OHA-PHD is currently developing the health improvement plan in partnership with community-based organizations and the PartnerSHIP, a community-based steering committee.
Get the latest state-specific policy intelligence for the health care sector delivered to your inbox.
During the committee’s most recent meeting, the PartnerSHIP decided on the following key priorities for the upcoming plan:
- Institutional bias – defined as “the systematic distribution of resources, power and opportunity in society to the benefit of people who are white and the exclusion of people of color, people with disabilities, people with low income and people who identify as LGBTQ+.”
- Adversity, trauma, and toxic stress – such as abuse or neglect, family separation, or exposure to racism and discrimination
- Economic drivers of health – such as housing, living wage, food insecurity, and transportation
- Access to equitable preventative health care – addressing issues such as transportation barriers, provider shortages, and cultural differences
- Behavioral Health, including mental health and substance abuse
The priorities were voted on from a list of health issues identified through the 2018 State Health Assessment. The PartnerSHIP also took into account survey results and feedback from OHA and seven community-based organizations to develop the list.

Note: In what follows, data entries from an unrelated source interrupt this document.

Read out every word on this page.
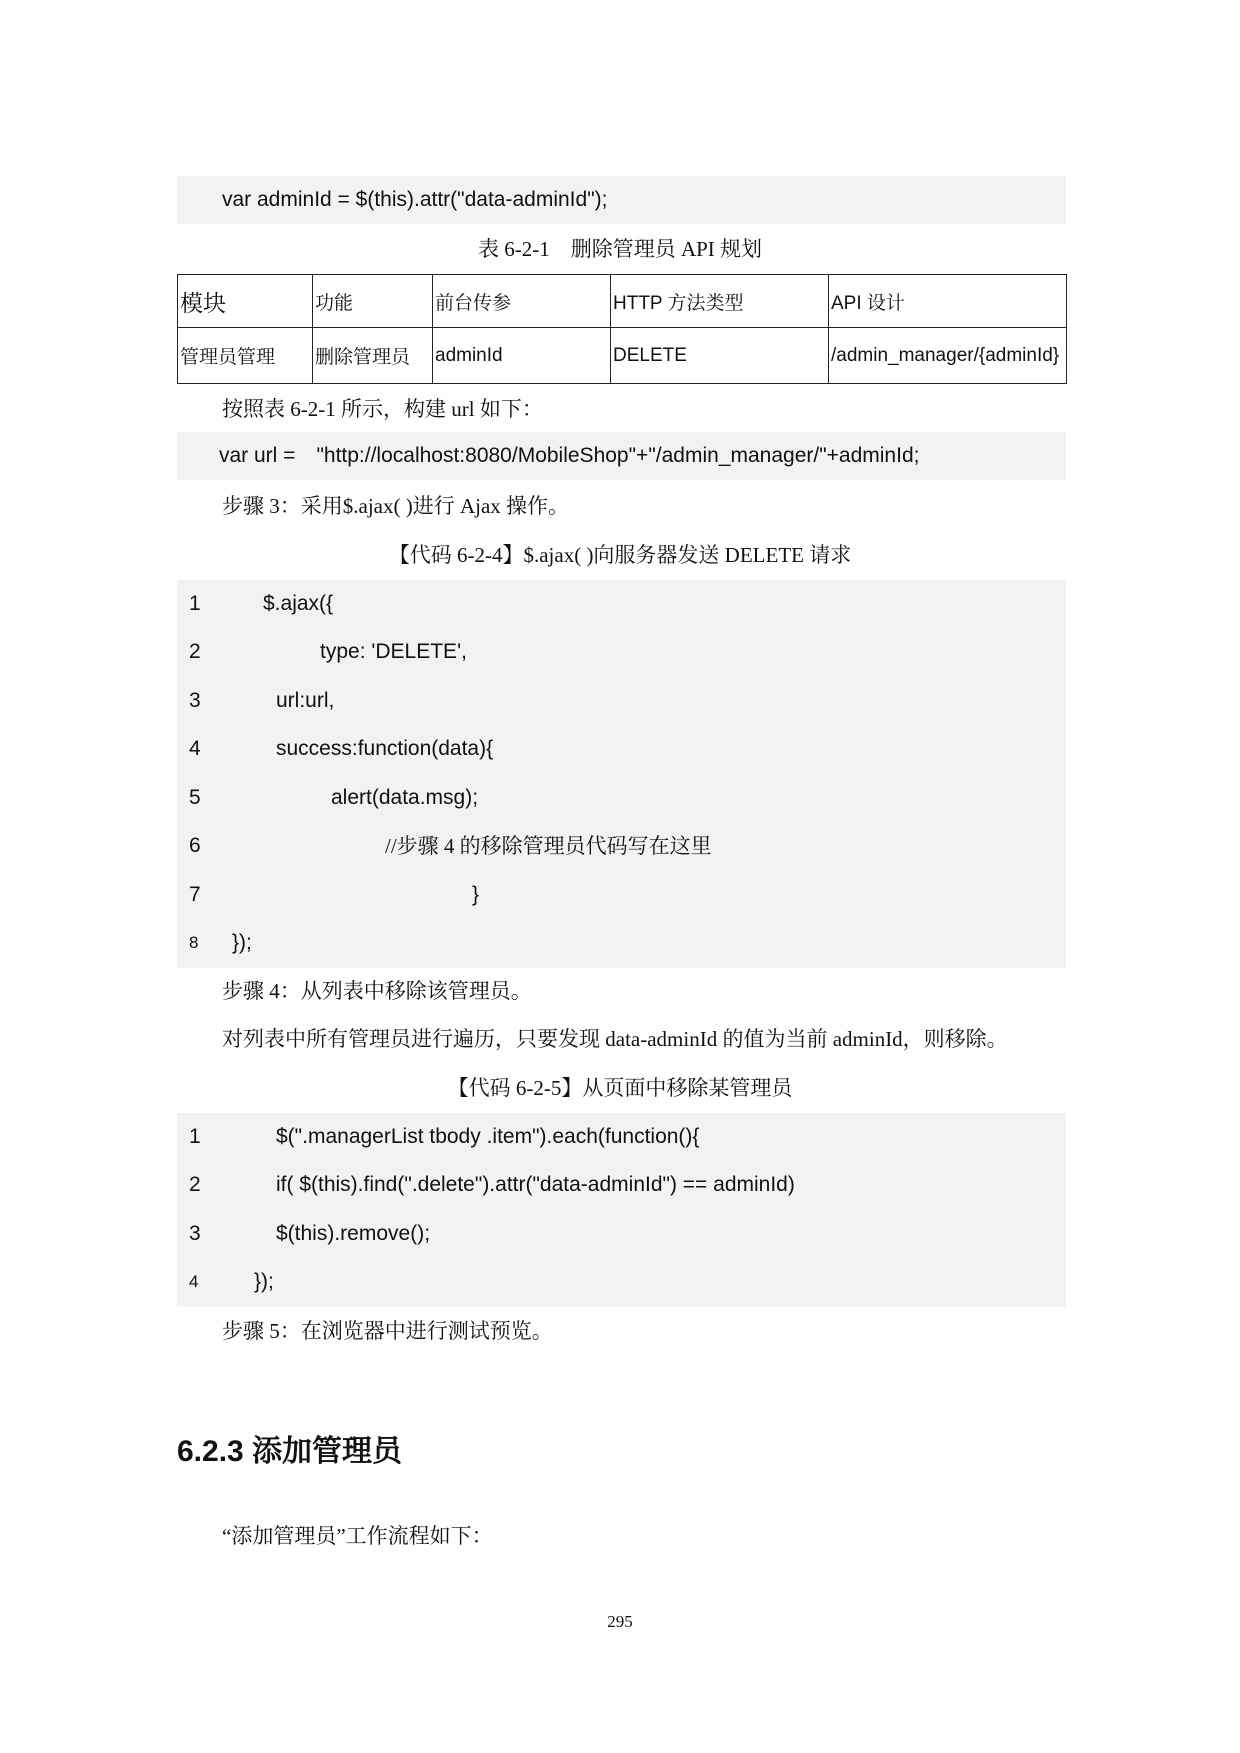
var adminId = $(this).attr("data-adminId");
表 6-2-1　删除管理员 API 规划
模块	功能	前台传参	HTTP 方法类型	API 设计
管理员管理	删除管理员	adminId	DELETE	/admin_manager/{adminId}
按照表 6-2-1 所示，构建 url 如下：
var url =　"http://localhost:8080/MobileShop"+"/admin_manager/"+adminId;
步骤 3：采用$.ajax( )进行 Ajax 操作。
【代码 6-2-4】$.ajax( )向服务器发送 DELETE 请求
1	$.ajax({
2	type: 'DELETE',
3	url:url,
4	success:function(data){
5	alert(data.msg);
6	//步骤 4 的移除管理员代码写在这里
7	}
8 });
步骤 4：从列表中移除该管理员。
对列表中所有管理员进行遍历，只要发现 data-adminId 的值为当前 adminId，则移除。
【代码 6-2-5】从页面中移除某管理员
1	$(".managerList tbody .item").each(function(){
2	if( $(this).find(".delete").attr("data-adminId") == adminId)
3	$(this).remove();
4	});
步骤 5：在浏览器中进行测试预览。
6.2.3 添加管理员
“添加管理员”工作流程如下：
295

“The 2020-2024 SHIP priorities reflect where we need to focus our efforts and respond to the statewide health challenges uncovered in the State Health Assessment,” said Katrina Hedberg, MD, state health officer and epidemiologist at the OHA Public Health Division. “They take a more upstream approach to improve the health of everyone in Oregon in a more equitable way.”
The next step is the creation of individual subcommittees that will be responsible for creating work plans, strategies, and measurable outcomes for each health priority.
The State Health Improvement Plan will then be used as a tool for OHA, CCOs, elected officials, state and local health departments, community-based organizations, among others as a common direction for health care goals in the state.
The subcommittee meetings may begin as soon as April 2019, with the SHIP expected to launch in January 2020.